L'interdiction ou la restriction de l'utilisation du plomb pour ces usages reviendrait donc à condamner un nombre important d'entreprises de petite taille ayant développé un savoir-faire unique au service du patrimoine français et européen.
Les musées et institutions patrimoniales conservent aussi de très nombreux objets et oeuvres d'art contenant du plomb : par exemple, la sculpture en bronze, les conduites d'eau anciennes, les sarcophages, les insignes médiévaux, les jouets et articles ménagers (assiettes, tasses, bougeoirs...), les émaux au plomb sur la céramique, le verre au plomb, le blanc de plomb dans la peinture, les pièces de monnaie, les médailles ou les poids, les voitures hippomobiles ou automobiles anciennes, les sceaux...
La conservation, l'entretien et la restauration de tous ces éléments du patrimoine européen requièrent la manipulation ou l'usage du plomb par les conservateurs, restaurateurs, archéologues et autres agents intervenant dans ces opérations.
La prévention du risque plomb est bien assurée par les secteurs du patrimoine concernés mais des études scientifiques sont nécessaires au niveau européen
L'enjeu sanitaire est évidemment central pour les sénateurs : le plomb est un polluant bien identifié.

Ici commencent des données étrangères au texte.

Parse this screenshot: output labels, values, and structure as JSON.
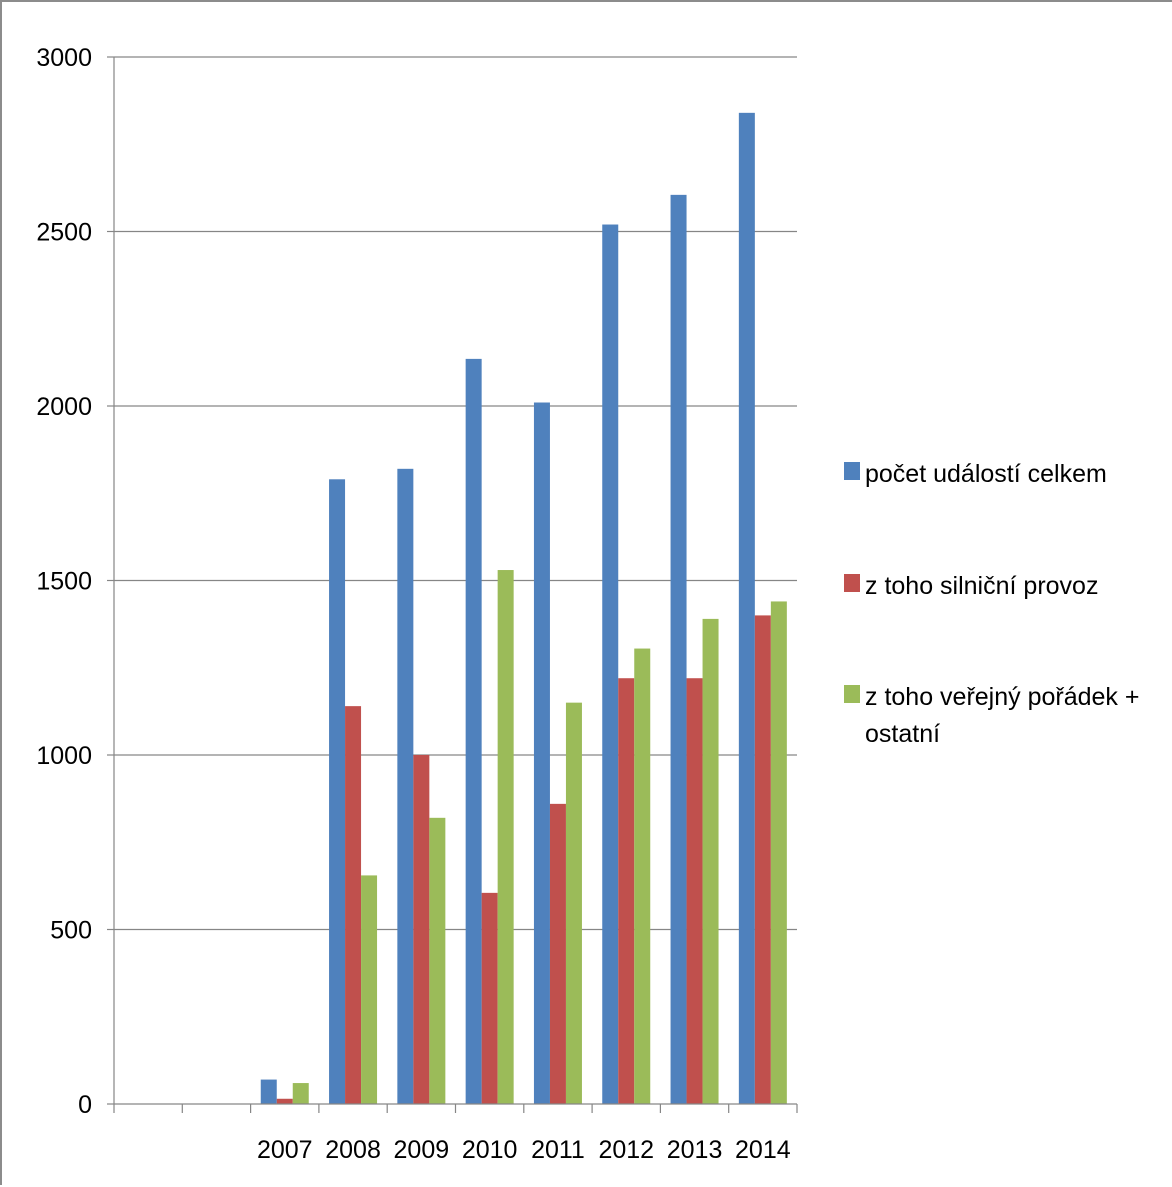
{
  "chart_data": {
    "type": "bar",
    "title": "",
    "xlabel": "",
    "ylabel": "",
    "categories": [
      "",
      "",
      "2007",
      "2008",
      "2009",
      "2010",
      "2011",
      "2012",
      "2013",
      "2014"
    ],
    "ylim": [
      0,
      3000
    ],
    "yticks": [
      0,
      500,
      1000,
      1500,
      2000,
      2500,
      3000
    ],
    "grid": true,
    "legend_position": "right",
    "series": [
      {
        "name": "počet událostí celkem",
        "color": "#4f81bd",
        "values": [
          null,
          null,
          70,
          1790,
          1820,
          2135,
          2010,
          2520,
          2605,
          2840
        ]
      },
      {
        "name": "z toho silniční provoz",
        "color": "#c0504d",
        "values": [
          null,
          null,
          15,
          1140,
          1000,
          605,
          860,
          1220,
          1220,
          1400
        ]
      },
      {
        "name": "z toho veřejný pořádek + ostatní",
        "color": "#9bbb59",
        "values": [
          null,
          null,
          60,
          655,
          820,
          1530,
          1150,
          1305,
          1390,
          1440
        ]
      }
    ]
  }
}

L'usage de carburants sans plomb a, heureusement, drastiquement réduit la pollution qui y est liée. Ce matériau reprotoxique est particulièrement nocif, notamment par ingestion, pour les jeunes enfants, les femmes enceintes, les foetus. Ces risques sont connus et pris en charge dans la population générale.
La prévention du risque plomb est une préoccupation de longue date de tous les secteurs du patrimoine . Toutes les entreprises concernées y sont sensibilisées et ont pris les mesures de prévention indispensables en termes d'évaluation de la présence de plomb, avec des protocoles très stricts, en matière d'hygiène, de moyens de protection collective et d'équipements de protection individuelle. Les rapporteurs ont constaté sur un chantier l'importance de ces mesures.

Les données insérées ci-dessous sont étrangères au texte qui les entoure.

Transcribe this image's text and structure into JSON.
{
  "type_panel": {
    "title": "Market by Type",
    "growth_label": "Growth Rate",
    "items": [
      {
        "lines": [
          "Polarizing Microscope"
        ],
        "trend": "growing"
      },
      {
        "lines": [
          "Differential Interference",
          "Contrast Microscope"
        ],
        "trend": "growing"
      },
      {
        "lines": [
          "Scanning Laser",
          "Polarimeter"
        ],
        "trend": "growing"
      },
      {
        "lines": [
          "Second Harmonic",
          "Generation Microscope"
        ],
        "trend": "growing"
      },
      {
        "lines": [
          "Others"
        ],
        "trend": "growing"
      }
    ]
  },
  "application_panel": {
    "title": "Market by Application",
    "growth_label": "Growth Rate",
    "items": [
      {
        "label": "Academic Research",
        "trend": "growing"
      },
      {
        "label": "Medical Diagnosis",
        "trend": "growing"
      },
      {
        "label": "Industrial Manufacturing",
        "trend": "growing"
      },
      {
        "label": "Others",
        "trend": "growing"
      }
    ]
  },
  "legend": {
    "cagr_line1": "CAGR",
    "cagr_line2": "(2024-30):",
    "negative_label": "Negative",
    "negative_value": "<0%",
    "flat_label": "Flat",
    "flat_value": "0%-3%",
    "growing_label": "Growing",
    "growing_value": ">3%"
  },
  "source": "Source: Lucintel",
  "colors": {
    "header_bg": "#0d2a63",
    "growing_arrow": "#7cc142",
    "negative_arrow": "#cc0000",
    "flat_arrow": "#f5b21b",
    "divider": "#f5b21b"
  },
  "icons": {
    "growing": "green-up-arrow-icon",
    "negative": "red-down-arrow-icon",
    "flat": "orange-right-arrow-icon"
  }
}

La législation française et le code du travail en particulier prévoient déjà des exigences et un suivi spécifiques en ce qui concerne le plomb en matière de protection de la santé humaine et de l'environnement.

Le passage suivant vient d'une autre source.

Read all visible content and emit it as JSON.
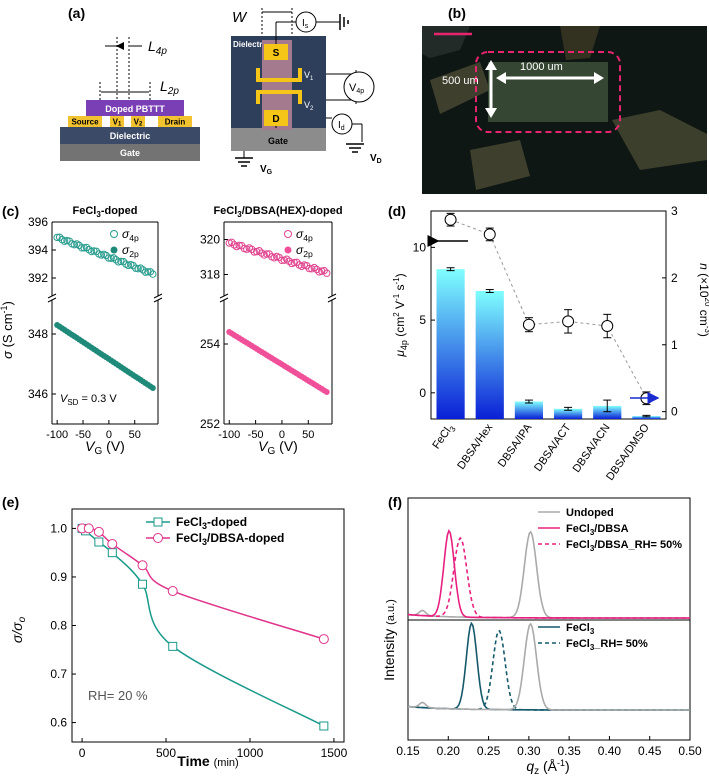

Mais, au niveau européen, il n'existe aucune donnée épidémiologique fiable sur la santé des travailleurs exposés au plomb dans le domaine du patrimoine culturel .
C'est pourquoi les sénateurs appellent à la réalisation d'études spécifiques à ce domaine, au niveau européen et avec un financement adéquat sur les programmes de recherche européens, avec le concours des services de la Commissaire à la Culture.
Pour une exception « plomb » ou un protocole européen dédié au patrimoine, préférable à l'hypothèse d'une révision du règlement « REACH »
Des règles, des outils, des bonnes pratiques existent qui pourraient être traduites dans un Protocole européen de prévention du risque plomb sur les chantiers des monuments historiques , sur le fondement des protocoles instaurés récemment sur les chantiers français (Paris, Nantes, Rouen, Clermont-Ferrand).
Pour les sénateurs, cette voie est bien préférable à une révision du règlement « REACH ».
Si la Commission européenne jugeait toutefois nécessaire de durcir les règles d'usage du plomb dans le secteur industriel, elle pourrait recourir à d'autres législations européennes existant dans le champ du travail ou de la santé, en veillant à bien exempter les filières patrimoniales de nouvelles dispositions.